Según Nigrini, una vez que los consumidores conocen el aceite de oliva virgen extra, lo buscan con más frecuencia. «Hoy en día, la gente se preocupa más por la salud y valora los productos de mayor calidad, de ahí que consuman aceites de oliva virgen extra», afirmó.
«Nosotros, como productores de aceitunas, intentamos educar a nuestros clientes sobre el aceite de oliva virgen extra, sobre qué deben tener en cuenta para tomar una decisión más informada a la hora de comprar aceite de oliva», añadió Nigrini. «En Sudáfrica, la calidad del aceite de oliva virgen extra no está regulada por la legislación».

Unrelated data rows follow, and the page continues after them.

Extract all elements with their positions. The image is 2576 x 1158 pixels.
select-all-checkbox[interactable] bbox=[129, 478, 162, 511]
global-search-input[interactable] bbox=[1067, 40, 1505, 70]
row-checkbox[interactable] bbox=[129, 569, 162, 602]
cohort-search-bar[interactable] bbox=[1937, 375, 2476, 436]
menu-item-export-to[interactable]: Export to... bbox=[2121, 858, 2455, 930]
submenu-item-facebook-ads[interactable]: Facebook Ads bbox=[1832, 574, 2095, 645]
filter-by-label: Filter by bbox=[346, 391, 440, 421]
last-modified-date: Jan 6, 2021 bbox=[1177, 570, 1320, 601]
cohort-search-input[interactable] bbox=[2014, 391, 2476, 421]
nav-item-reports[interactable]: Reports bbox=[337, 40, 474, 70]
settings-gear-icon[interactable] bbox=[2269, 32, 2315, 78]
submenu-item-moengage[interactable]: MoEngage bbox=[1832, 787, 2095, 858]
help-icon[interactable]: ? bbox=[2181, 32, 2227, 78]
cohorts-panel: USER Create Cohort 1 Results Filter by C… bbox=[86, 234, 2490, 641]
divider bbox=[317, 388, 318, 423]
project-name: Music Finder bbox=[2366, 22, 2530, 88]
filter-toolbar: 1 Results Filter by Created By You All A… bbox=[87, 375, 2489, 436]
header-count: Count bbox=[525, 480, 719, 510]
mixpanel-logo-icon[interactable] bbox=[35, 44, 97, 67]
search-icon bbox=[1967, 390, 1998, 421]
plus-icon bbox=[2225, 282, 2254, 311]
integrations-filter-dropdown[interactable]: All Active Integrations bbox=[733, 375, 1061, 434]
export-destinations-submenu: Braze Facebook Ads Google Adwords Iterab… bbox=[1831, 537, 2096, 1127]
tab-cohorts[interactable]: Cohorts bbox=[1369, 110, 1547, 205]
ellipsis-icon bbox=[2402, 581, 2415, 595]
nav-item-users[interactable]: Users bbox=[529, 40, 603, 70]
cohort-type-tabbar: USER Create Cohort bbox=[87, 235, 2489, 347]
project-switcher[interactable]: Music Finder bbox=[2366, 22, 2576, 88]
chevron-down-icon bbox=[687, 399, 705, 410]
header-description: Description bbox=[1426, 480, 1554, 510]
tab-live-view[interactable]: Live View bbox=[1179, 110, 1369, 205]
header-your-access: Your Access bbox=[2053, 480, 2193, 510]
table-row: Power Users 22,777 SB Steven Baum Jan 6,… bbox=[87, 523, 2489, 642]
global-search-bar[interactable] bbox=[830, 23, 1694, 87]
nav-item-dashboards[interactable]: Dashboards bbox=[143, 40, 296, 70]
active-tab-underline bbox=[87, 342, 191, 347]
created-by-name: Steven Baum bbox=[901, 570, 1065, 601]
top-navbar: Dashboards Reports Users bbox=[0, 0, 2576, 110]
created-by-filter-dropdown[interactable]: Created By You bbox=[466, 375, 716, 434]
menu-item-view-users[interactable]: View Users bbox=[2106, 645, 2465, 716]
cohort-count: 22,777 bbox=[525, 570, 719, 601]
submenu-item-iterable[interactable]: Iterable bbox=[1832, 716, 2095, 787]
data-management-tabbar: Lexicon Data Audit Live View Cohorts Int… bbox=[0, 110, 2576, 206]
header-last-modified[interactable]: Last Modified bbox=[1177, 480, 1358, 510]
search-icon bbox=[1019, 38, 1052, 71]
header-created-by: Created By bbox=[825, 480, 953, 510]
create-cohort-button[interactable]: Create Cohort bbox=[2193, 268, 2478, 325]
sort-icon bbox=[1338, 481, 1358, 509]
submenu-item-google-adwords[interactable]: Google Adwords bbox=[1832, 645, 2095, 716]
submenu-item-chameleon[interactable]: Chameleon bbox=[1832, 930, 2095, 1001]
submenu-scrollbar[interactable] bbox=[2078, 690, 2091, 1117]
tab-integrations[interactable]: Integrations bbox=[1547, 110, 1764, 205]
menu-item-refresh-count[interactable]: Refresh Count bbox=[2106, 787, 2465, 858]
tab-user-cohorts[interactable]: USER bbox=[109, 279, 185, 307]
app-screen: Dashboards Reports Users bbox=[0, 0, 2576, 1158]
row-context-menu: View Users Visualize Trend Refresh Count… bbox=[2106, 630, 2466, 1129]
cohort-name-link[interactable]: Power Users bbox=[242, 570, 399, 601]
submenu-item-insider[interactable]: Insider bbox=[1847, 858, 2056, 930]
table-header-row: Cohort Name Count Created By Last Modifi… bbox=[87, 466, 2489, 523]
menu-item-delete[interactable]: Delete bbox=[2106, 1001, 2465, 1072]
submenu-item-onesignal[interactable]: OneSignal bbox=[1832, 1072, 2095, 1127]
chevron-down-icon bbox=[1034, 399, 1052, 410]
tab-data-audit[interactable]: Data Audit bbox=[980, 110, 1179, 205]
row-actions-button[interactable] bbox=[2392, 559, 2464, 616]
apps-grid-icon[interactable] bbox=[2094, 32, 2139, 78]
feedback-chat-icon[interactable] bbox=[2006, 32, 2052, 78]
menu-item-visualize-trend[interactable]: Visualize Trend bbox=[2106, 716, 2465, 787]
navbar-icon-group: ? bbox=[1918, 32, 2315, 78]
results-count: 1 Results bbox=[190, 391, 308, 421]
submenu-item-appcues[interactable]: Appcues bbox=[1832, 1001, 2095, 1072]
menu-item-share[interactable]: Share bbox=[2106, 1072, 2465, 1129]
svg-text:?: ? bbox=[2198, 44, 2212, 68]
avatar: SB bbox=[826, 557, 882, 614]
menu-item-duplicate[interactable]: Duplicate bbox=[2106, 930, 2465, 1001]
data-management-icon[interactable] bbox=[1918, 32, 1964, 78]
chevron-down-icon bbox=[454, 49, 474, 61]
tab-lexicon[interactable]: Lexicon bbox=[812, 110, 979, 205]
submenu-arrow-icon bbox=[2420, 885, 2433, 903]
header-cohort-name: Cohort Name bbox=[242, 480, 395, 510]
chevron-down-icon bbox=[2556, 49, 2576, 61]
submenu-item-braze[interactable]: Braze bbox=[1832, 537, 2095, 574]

Debido a la falta de regulación, Nigrini destacó la importancia de certificaciones como el «Compromiso de Cumplimiento» (CTC) emitido por la asociación de productores de aceitunas, que, según ella, es crucial para el control de calidad.
Un laboratorio independiente certifica si el aceite de oliva cumple con los límites de acidez libre y los índices de peróxido. «Este sello CTC ofrece una garantía a los consumidores», afirmó Nigrini.
«SA Olive trabaja para educar a los consumidores y promover los beneficios del aceite de oliva virgen extra», dijo Josste. «La temporada de cosecha es cuando se refuerzan ciertos mensajes, por ejemplo, la importancia de procesar las aceitunas poco después de la recolección para garantizar la frescura del aceite de oliva virgen extra».